METHODS: We conducted a systematic review and meta-analysis of randomized trials comparing the effectiveness of hMG versus rFSH following a long down-regulation protocol in IVF–ICSI cycles, on the primary outcome of live birth per woman randomized, as well as several other secondary outcomes. Searches were conducted in MEDLINE, EMBASE, Science Direct, Cochrane Library and databases of abstracts (last search January 2007).

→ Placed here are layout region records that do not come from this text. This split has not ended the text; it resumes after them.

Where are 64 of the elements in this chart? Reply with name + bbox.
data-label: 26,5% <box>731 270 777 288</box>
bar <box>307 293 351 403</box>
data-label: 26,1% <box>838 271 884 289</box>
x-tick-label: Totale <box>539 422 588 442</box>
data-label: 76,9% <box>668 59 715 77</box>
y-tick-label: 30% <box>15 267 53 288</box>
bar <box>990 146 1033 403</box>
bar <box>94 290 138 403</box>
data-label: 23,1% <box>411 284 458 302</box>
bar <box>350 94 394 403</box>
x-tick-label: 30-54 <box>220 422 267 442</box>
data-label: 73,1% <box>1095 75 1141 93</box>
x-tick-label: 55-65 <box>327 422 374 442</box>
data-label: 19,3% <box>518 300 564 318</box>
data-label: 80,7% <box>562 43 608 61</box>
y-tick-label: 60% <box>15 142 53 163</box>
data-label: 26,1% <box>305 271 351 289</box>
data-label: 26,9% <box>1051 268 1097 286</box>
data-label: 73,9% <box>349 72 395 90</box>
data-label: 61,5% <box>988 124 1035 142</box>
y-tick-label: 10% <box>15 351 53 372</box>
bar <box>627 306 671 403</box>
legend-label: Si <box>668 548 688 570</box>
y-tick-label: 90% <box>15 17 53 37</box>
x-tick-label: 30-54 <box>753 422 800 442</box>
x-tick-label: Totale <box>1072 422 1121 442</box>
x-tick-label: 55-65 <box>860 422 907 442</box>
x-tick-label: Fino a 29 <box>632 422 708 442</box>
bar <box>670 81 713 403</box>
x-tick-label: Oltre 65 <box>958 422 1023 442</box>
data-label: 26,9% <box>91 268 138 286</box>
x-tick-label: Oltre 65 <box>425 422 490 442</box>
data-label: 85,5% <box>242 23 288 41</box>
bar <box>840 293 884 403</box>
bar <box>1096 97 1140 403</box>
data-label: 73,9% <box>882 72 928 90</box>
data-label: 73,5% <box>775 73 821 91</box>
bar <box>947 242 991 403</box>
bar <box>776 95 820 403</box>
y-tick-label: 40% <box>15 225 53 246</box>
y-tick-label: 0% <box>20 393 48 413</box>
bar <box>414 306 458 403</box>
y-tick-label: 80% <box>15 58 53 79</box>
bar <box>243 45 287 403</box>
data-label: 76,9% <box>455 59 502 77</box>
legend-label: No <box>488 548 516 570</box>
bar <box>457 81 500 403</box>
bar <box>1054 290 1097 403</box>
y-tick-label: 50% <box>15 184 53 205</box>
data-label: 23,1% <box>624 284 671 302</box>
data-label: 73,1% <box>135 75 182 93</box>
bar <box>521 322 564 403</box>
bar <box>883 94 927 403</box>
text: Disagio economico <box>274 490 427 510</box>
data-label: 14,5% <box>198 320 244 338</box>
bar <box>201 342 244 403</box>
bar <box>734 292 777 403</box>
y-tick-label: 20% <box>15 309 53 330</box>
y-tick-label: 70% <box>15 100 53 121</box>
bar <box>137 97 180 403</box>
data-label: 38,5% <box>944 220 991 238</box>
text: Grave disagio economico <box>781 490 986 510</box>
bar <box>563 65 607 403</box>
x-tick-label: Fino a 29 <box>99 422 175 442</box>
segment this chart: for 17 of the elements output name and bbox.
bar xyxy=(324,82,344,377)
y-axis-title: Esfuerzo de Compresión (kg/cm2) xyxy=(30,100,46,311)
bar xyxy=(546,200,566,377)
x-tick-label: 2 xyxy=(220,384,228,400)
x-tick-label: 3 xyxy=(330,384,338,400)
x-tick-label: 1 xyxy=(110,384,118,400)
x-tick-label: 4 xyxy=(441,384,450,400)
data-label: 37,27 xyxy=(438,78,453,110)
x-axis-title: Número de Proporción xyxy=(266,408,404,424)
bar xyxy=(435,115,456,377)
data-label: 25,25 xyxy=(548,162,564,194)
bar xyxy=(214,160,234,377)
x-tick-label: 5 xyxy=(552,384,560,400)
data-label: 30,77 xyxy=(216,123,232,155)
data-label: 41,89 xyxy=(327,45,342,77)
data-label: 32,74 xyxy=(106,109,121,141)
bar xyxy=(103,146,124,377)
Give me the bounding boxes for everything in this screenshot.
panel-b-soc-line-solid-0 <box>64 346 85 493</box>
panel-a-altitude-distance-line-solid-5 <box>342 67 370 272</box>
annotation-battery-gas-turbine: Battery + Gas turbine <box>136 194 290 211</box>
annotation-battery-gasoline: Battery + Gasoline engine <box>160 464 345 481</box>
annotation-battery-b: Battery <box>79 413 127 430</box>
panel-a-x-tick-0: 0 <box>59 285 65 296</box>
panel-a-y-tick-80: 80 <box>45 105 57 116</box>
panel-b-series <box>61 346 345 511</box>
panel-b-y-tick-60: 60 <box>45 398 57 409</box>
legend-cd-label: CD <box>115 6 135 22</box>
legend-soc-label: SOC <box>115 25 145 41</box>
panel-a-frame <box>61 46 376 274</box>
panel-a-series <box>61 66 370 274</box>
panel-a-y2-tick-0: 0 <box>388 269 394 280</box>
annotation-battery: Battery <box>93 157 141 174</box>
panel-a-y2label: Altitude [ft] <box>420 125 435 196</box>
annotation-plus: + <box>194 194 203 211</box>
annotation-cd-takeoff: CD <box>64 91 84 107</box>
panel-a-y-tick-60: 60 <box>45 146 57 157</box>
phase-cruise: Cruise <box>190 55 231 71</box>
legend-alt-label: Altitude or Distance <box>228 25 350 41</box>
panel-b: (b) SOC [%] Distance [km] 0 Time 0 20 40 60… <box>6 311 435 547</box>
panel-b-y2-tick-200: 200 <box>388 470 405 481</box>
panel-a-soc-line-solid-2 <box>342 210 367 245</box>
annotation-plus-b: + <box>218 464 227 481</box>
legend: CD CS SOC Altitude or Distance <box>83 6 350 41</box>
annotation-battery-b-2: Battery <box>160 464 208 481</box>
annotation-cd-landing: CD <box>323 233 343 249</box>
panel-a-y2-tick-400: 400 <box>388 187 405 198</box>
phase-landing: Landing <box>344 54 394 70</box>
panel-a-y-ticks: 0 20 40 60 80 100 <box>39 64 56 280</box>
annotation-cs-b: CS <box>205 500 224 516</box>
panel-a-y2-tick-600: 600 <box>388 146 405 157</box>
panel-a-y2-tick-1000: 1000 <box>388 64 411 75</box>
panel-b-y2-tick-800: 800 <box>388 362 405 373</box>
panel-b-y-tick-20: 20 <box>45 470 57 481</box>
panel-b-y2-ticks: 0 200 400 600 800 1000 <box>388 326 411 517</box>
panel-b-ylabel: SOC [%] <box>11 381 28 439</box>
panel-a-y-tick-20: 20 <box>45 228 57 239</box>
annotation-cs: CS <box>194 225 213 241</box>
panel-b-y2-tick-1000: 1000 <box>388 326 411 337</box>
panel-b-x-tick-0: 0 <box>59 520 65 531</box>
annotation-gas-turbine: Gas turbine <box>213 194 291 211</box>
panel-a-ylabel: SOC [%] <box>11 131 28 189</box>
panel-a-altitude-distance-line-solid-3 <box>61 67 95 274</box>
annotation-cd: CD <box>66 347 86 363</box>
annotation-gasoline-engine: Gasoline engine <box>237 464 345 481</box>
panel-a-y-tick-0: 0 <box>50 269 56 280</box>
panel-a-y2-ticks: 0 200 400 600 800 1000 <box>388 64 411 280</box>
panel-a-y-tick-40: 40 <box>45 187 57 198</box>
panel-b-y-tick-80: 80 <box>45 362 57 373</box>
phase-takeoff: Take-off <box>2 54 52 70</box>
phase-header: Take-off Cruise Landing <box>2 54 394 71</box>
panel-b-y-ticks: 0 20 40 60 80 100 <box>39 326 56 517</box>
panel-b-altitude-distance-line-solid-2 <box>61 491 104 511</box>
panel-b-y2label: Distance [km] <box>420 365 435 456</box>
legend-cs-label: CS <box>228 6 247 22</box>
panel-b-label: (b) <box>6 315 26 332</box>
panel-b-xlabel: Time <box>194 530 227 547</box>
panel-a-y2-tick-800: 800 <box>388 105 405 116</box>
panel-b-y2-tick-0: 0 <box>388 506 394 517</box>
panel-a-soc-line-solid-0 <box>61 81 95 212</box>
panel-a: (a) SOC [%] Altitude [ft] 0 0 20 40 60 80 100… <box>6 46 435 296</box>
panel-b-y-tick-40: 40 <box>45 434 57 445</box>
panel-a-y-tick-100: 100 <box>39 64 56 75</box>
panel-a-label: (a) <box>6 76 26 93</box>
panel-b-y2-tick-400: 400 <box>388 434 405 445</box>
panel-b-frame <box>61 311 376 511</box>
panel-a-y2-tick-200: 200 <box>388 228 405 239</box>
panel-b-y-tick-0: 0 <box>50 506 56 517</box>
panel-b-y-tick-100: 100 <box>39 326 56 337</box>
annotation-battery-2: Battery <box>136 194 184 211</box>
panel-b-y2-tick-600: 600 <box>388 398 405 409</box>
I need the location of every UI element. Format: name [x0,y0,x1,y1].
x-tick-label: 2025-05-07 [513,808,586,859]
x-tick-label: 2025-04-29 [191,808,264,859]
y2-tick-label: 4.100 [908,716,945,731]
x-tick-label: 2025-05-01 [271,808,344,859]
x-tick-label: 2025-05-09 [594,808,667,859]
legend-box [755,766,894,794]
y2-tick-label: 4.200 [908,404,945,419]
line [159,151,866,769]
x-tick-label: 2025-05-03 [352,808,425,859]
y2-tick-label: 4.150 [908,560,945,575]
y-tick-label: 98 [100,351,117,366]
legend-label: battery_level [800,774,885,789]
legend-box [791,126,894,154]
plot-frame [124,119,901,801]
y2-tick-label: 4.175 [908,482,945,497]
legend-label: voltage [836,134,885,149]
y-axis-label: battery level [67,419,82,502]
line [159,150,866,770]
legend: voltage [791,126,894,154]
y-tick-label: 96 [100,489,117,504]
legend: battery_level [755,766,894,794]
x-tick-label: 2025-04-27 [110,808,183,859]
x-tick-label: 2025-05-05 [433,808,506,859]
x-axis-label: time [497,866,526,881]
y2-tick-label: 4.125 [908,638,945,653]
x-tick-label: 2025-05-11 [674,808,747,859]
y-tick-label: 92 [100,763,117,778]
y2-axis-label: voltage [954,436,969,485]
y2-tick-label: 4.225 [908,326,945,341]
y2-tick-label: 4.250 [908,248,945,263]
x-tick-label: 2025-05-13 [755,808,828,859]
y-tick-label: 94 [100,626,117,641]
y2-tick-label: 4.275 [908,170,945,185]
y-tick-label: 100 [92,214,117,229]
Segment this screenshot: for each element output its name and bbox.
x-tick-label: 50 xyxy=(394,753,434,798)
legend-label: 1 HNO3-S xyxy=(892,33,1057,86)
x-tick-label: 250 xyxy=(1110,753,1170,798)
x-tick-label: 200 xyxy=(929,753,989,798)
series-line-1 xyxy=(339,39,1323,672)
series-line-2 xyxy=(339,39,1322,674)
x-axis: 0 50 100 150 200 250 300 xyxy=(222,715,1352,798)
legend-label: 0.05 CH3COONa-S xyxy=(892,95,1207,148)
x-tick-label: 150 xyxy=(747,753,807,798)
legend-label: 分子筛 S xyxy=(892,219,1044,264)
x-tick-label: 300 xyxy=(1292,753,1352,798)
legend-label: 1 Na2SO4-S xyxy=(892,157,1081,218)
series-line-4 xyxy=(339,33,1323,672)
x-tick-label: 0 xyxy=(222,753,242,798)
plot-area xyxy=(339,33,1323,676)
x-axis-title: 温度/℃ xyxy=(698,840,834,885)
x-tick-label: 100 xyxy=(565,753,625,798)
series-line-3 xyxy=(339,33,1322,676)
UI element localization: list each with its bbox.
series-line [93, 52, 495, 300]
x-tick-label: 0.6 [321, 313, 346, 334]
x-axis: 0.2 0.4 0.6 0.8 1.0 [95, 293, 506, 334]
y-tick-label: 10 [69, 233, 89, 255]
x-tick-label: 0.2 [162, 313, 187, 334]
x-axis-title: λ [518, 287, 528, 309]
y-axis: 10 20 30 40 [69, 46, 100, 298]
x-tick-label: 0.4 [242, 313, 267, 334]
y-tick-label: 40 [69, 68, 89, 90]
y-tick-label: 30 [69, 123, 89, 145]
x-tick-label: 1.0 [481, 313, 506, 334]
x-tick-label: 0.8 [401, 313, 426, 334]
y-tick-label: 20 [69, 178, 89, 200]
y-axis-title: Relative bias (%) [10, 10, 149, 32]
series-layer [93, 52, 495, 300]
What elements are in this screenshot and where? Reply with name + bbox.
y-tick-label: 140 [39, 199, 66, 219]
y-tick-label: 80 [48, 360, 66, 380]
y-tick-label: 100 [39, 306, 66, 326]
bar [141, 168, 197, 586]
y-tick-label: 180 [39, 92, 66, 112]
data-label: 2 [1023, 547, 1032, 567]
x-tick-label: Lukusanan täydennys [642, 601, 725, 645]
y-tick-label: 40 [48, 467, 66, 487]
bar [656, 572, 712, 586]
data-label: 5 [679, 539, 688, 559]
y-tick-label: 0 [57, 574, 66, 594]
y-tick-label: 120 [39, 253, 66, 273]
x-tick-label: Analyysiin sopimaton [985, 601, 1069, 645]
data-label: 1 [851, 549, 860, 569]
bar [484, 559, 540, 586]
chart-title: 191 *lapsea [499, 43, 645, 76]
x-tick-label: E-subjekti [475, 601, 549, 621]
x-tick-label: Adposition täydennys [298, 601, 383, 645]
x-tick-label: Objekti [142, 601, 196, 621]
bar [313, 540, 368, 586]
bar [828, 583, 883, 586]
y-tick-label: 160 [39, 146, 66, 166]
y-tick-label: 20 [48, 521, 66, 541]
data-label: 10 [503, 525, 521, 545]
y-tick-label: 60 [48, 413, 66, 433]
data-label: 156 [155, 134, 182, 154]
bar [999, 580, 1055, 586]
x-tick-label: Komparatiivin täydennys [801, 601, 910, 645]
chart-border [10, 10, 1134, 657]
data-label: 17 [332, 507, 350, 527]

RESULTS: Seven randomized trials, consisting of a total of 2159 randomized women, were identified. A meta-analysis of these trials showed a significant increase in live birth rate with hMG when compared with rFSH (relative risk, RR = 1.18, 95% CI: 1.02–1.38, P = 0.03). The heterogeneity test was non-significant (P = 0.97), suggesting that there was no statistical inconsistency between the seven studies. The pooled risk difference (RD) for the outcome of live birth rate was 4% (95% CI: 1–7%) for these study populations. There was an increase in clinical pregnancy rates with hMG when compared with rFSH (RR = 1.17, 95% CI 1.03–1.34). No significant differences were noted for gonadotrophin use, spontaneous abortion, multiple pregnancy, cancellation and ovarian hyperstimulation syndrome rates.
CONCLUSIONS: For the populations in the randomized trials, hMG was associated with a pooled 4% increase in live birth rate when compared with rFSH in IVF–ICSI treatment following a long down-regulation protocol.
Submitted on July 11, 2006; resubmitted on July 12, 2007; accepted on August 28, 2007.